- The shoulder is the body’s most mobile joint.
- The same anatomy that gives the shoulder its amazing mobility and range of motion also makes it vulnerable to dislocating or becoming unstable, a condition called instability.
- Instability is a catch-all term that means the ball does not stay in the socket the way that it should giving you a sense of abnormal looseness or the sensation that it is going to come out when you put your arm into certain positions.
- There are several different types of shoulder instability such as:
- By the direction of instability – anterior (front), posterior (back), or multidirectional (MDI).
- By the way it happened – traumatic (from a specific injury) or atraumatic (without a specific injury).

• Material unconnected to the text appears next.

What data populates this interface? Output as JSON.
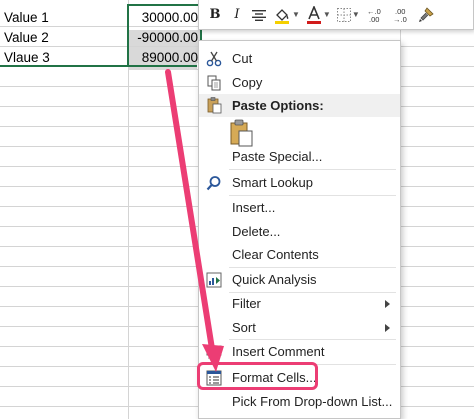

- MDI is typically atraumatic and often occurs in both shoulders. It usually responds well to non-surgical treatment
- The shoulder is a ball-in-socket joint, but the socket (glenoid) is very shallow making the shoulder look like a golf ball on a tee.
- The glenoid labrum is a soft tissue structure that goes around the rim of the glenoid, forming a bumper that helps to deepen the shallow socket.
- The labrum also serves as an attachment site for the capsule that surrounds the shoulder and the glenohumeral ligaments that help keep the ball in the socket.
- The rotator cuff is a series of four tendons that work together to stabilize the shoulder, keeping the ball appropriately positioned in the socket during shoulder motion.
Injury & Risk Factors
- Generalized laxity
- Collagen disorders
Signs & Symptoms
- Instability during sleep
- Physical examination
- Range of motion
- Rotator cuff strength
- Positions and movements that reproduce pain
- Assessment of general ligamentous laxity (“double jointed”)
- X-rays help determine that the shoulder is in place (reduced) and helps us see if there are any injuries to the bone. X-rays do not show soft tissues.
- MRI (magnetic resonance imaging) is a very useful tool that lets Dr. Taylor look at the soft tissue anatomy of your shoulder to help determine the extent of your injury and the best treatment strategy.
Non-operative care focused on strengthening the network of muscles that control the shoulder and shoulder blade are the most effective treatment. The vast majority of patients will respond to this type of care, but the physical therapy and rehabilitation process can take many months.
- Activity modification – avoid activities and movements that cause symptoms
- Non-surgical approach is a reasonable option for many patients.
- Structured physical therapy protocol to strengthen the muscles that stabilize the shoulder
- Surgical treatment is reserved for patients who have failed extensive conservative measures. Efforts are made to tighten the ligaments and capsule within the shoulder to improve stability. The surgery may be performed either arthroscopically or through and open incision based upon individual factors. Dr. Taylor will discuss your case with you in detail.